When Clare awoke next morning Neil had gone. He had lain beside her, comforting her, holding her close, soothing away the dream until they had both fallen asleep and for the first time in a long time she had slept well, secure in the knowledge that he would be there when she awoke. But he wasn’t. She found a note on the kitchen table. ‘Wander down to the office when you feel like it and we’ll have lunch. By the time you get here the die will be cast and I will have contacted the papers. N.’

She smiled. Her die had been cast long since, had he but known it.

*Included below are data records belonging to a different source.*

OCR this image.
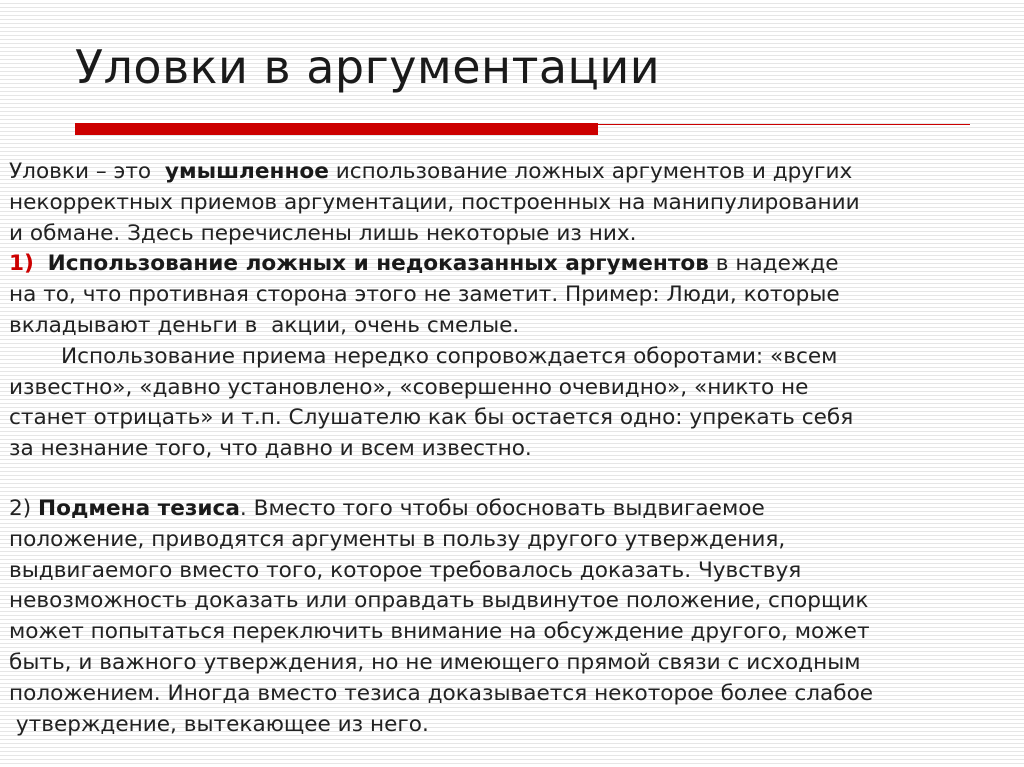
Уловки в аргументации

Уловки – это  умышленное использование ложных аргументов и других

некорректных приемов аргументации, построенных на манипулировании

и обмане. Здесь перечислены лишь некоторые из них.

1) Использование ложных и недоказанных аргументов в надежде

на то, что противная сторона этого не заметит. Пример: Люди, которые

вкладывают деньги в  акции, очень смелые.

Использование приема нередко сопровождается оборотами: «всем

известно», «давно установлено», «совершенно очевидно», «никто не

станет отрицать» и т.п. Слушателю как бы остается одно: упрекать себя

за незнание того, что давно и всем известно.

2) Подмена тезиса. Вместо того чтобы обосновать выдвигаемое

положение, приводятся аргументы в пользу другого утверждения,

выдвигаемого вместо того, которое требовалось доказать. Чувствуя

невозможность доказать или оправдать выдвинутое положение, спорщик

может попытаться переключить внимание на обсуждение другого, может

быть, и важного утверждения, но не имеющего прямой связи с исходным

положением. Иногда вместо тезиса доказывается некоторое более слабое

утверждение, вытекающее из него.
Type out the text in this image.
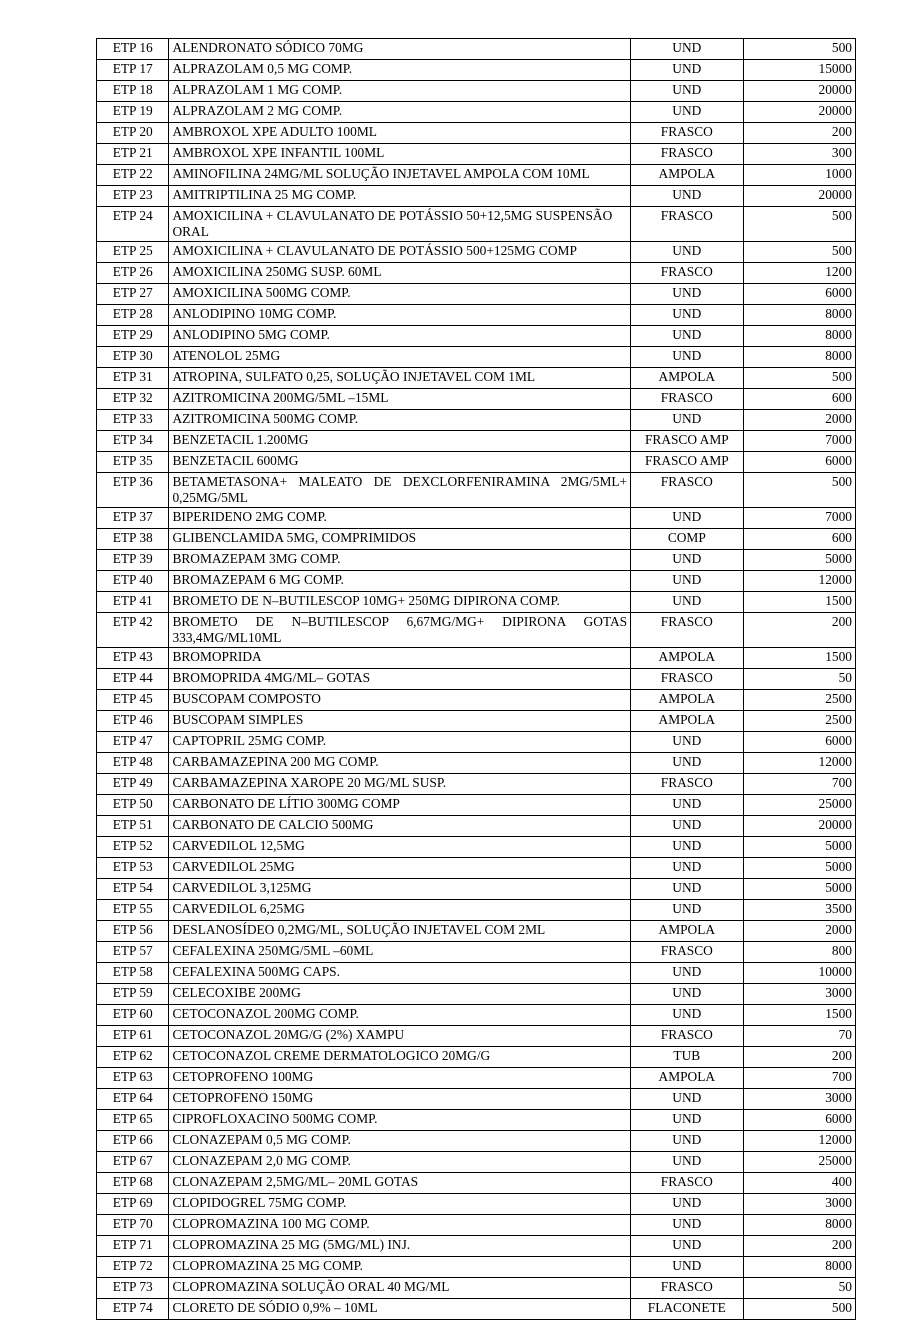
ETP 16	ALENDRONATO SÓDICO 70MG	UND	500
ETP 17	ALPRAZOLAM 0,5 MG COMP.	UND	15000
ETP 18	ALPRAZOLAM 1 MG COMP.	UND	20000
ETP 19	ALPRAZOLAM 2 MG COMP.	UND	20000
ETP 20	AMBROXOL XPE ADULTO 100ML	FRASCO	200
ETP 21	AMBROXOL XPE INFANTIL 100ML	FRASCO	300
ETP 22	AMINOFILINA 24MG/ML SOLUÇÃO INJETAVEL AMPOLA COM 10ML	AMPOLA	1000
ETP 23	AMITRIPTILINA 25 MG COMP.	UND	20000
ETP 24	AMOXICILINA + CLAVULANATO DE POTÁSSIO 50+12,5MG SUSPENSÃO ORAL	FRASCO	500
ETP 25	AMOXICILINA + CLAVULANATO DE POTÁSSIO 500+125MG COMP	UND	500
ETP 26	AMOXICILINA 250MG SUSP. 60ML	FRASCO	1200
ETP 27	AMOXICILINA 500MG COMP.	UND	6000
ETP 28	ANLODIPINO 10MG COMP.	UND	8000
ETP 29	ANLODIPINO 5MG COMP.	UND	8000
ETP 30	ATENOLOL 25MG	UND	8000
ETP 31	ATROPINA, SULFATO 0,25, SOLUÇÃO INJETAVEL COM 1ML	AMPOLA	500
ETP 32	AZITROMICINA 200MG/5ML –15ML	FRASCO	600
ETP 33	AZITROMICINA 500MG COMP.	UND	2000
ETP 34	BENZETACIL 1.200MG	FRASCO AMP	7000
ETP 35	BENZETACIL 600MG	FRASCO AMP	6000
ETP 36	BETAMETASONA+ MALEATO DE DEXCLORFENIRAMINA 2MG/5ML+ 0,25MG/5ML	FRASCO	500
ETP 37	BIPERIDENO 2MG COMP.	UND	7000
ETP 38	GLIBENCLAMIDA 5MG, COMPRIMIDOS	COMP	600
ETP 39	BROMAZEPAM 3MG COMP.	UND	5000
ETP 40	BROMAZEPAM 6 MG COMP.	UND	12000
ETP 41	BROMETO DE N–BUTILESCOP 10MG+ 250MG DIPIRONA COMP.	UND	1500
ETP 42	BROMETO DE N–BUTILESCOP 6,67MG/MG+ DIPIRONA GOTAS 333,4MG/ML10ML	FRASCO	200
ETP 43	BROMOPRIDA	AMPOLA	1500
ETP 44	BROMOPRIDA 4MG/ML– GOTAS	FRASCO	50
ETP 45	BUSCOPAM COMPOSTO	AMPOLA	2500
ETP 46	BUSCOPAM SIMPLES	AMPOLA	2500
ETP 47	CAPTOPRIL 25MG COMP.	UND	6000
ETP 48	CARBAMAZEPINA 200 MG COMP.	UND	12000
ETP 49	CARBAMAZEPINA XAROPE 20 MG/ML SUSP.	FRASCO	700
ETP 50	CARBONATO DE LÍTIO 300MG COMP	UND	25000
ETP 51	CARBONATO DE CALCIO 500MG	UND	20000
ETP 52	CARVEDILOL 12,5MG	UND	5000
ETP 53	CARVEDILOL 25MG	UND	5000
ETP 54	CARVEDILOL 3,125MG	UND	5000
ETP 55	CARVEDILOL 6,25MG	UND	3500
ETP 56	DESLANOSÍDEO 0,2MG/ML, SOLUÇÃO INJETAVEL COM 2ML	AMPOLA	2000
ETP 57	CEFALEXINA 250MG/5ML –60ML	FRASCO	800
ETP 58	CEFALEXINA 500MG CAPS.	UND	10000
ETP 59	CELECOXIBE 200MG	UND	3000
ETP 60	CETOCONAZOL 200MG COMP.	UND	1500
ETP 61	CETOCONAZOL 20MG/G (2%) XAMPU	FRASCO	70
ETP 62	CETOCONAZOL CREME DERMATOLOGICO 20MG/G	TUB	200
ETP 63	CETOPROFENO 100MG	AMPOLA	700
ETP 64	CETOPROFENO 150MG	UND	3000
ETP 65	CIPROFLOXACINO 500MG COMP.	UND	6000
ETP 66	CLONAZEPAM 0,5 MG COMP.	UND	12000
ETP 67	CLONAZEPAM 2,0 MG COMP.	UND	25000
ETP 68	CLONAZEPAM 2,5MG/ML– 20ML GOTAS	FRASCO	400
ETP 69	CLOPIDOGREL 75MG COMP.	UND	3000
ETP 70	CLOPROMAZINA 100 MG COMP.	UND	8000
ETP 71	CLOPROMAZINA 25 MG (5MG/ML) INJ.	UND	200
ETP 72	CLOPROMAZINA 25 MG COMP.	UND	8000
ETP 73	CLOPROMAZINA SOLUÇÃO ORAL 40 MG/ML	FRASCO	50
ETP 74	CLORETO DE SÓDIO 0,9% – 10ML	FLACONETE	500
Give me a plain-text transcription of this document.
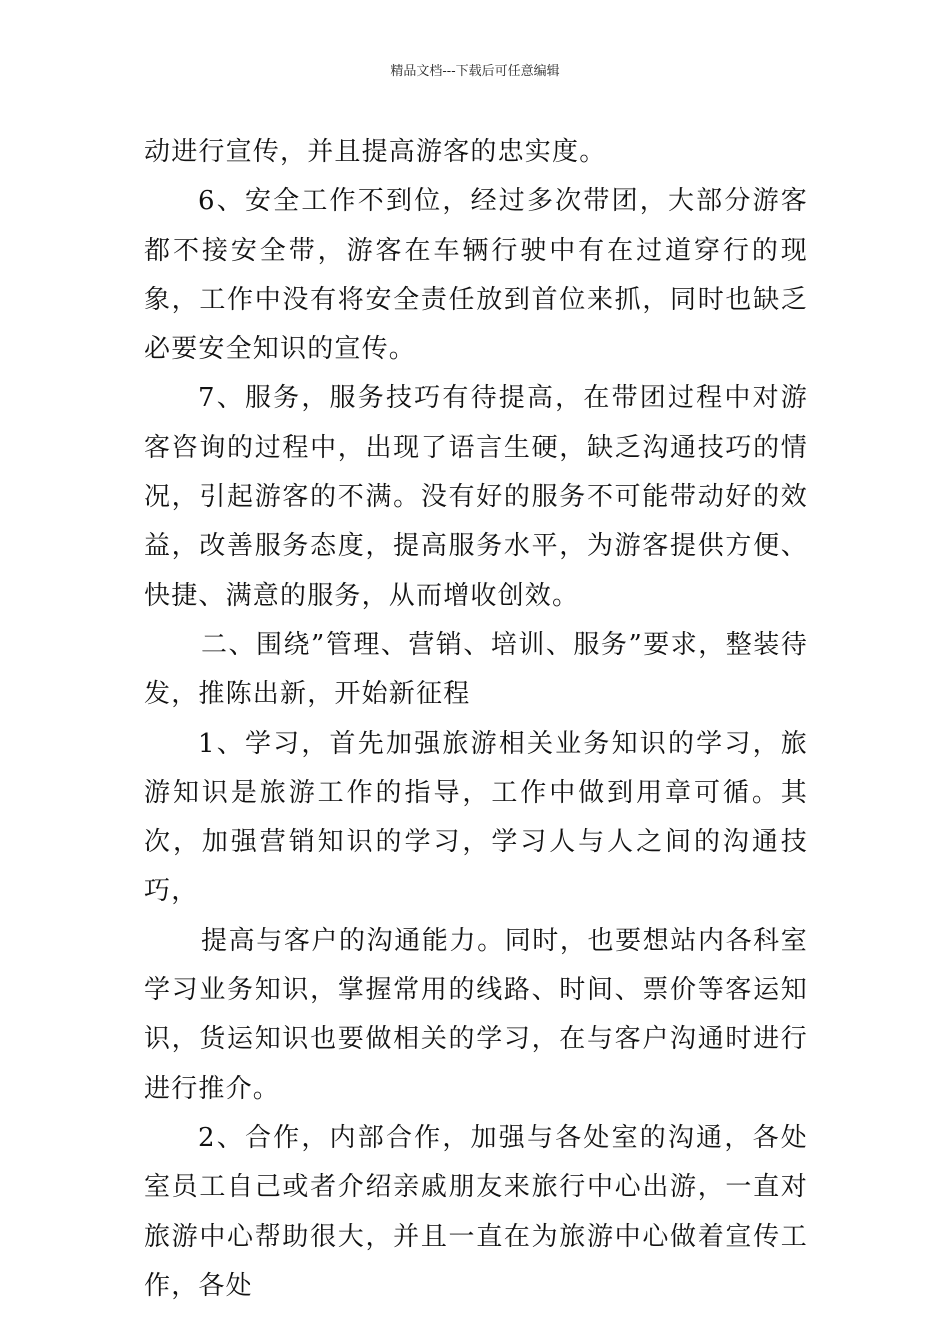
精品文档---下载后可任意编辑

动进行宣传，并且提高游客的忠实度。

6、安全工作不到位，经过多次带团，大部分游客都不接安全带，游客在车辆行驶中有在过道穿行的现象，工作中没有将安全责任放到首位来抓，同时也缺乏必要安全知识的宣传。

7、服务，服务技巧有待提高，在带团过程中对游客咨询的过程中，出现了语言生硬，缺乏沟通技巧的情况，引起游客的不满。没有好的服务不可能带动好的效益，改善服务态度，提高服务水平，为游客提供方便、快捷、满意的服务，从而增收创效。

二、围绕”管理、营销、培训、服务”要求，整装待发，推陈出新，开始新征程

1、学习，首先加强旅游相关业务知识的学习，旅游知识是旅游工作的指导，工作中做到用章可循。其次，加强营销知识的学习，学习人与人之间的沟通技巧，

提高与客户的沟通能力。同时，也要想站内各科室学习业务知识，掌握常用的线路、时间、票价等客运知识，货运知识也要做相关的学习，在与客户沟通时进行进行推介。

2、合作，内部合作，加强与各处室的沟通，各处室员工自己或者介绍亲戚朋友来旅行中心出游，一直对旅游中心帮助很大，并且一直在为旅游中心做着宣传工作，各处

She made herself some coffee, then, after a moment’s hesitation she picked up the phone. Silently she crossed her fingers. If her father or Paul answered she would hang up. Her luck was in. James picked up the receiver in the kitchen, a piece of toast in his hand.

‘James? Listen, can you talk?’

‘If you mean am I alone, yes. Our aged, neurotic parents aren’t up yet, and Mrs C is also still abed. Your great escape has exhausted them all.’ He chuckled. ‘Great going, sis. Where are you?’

‘Is Paul there yet?’

‘No. I gather he decided not to come until you had been rounded up. He’s furious with Archie and has told him to find you or else.’

Clare smiled grimly. ‘James, will you do something for me?’

‘Anything within reason. You know me. Moderation in all things.’

‘I want my car and I want Casta.’

‘I see. Nothing much. Grand larceny and kidnapping.’

In spite of herself she laughed. ‘Please, James. If you can’t find the key there is a spare in the pocket of my blue suitcase, unless Paul found it. I’ll meet you –’ she hesitated, not wanting suddenly to tell him where she was.

‘In Edinburgh,’ James put in quickly. ‘I don’t want to know where you are, in case Paul uses thumbscrews on me, but I’m booked on a flight back to Heathrow tomorrow teatime, so if you can find your way to Turnhouse, I’ll bring your mislaid possessions with me, and then leave the country before Archie realises what I’ve done.’ He laughed. ‘What the hell have you done with the parents’ car? They’re going spare about it. They think you’ve given it to your guru to join his fleet of Rollers!’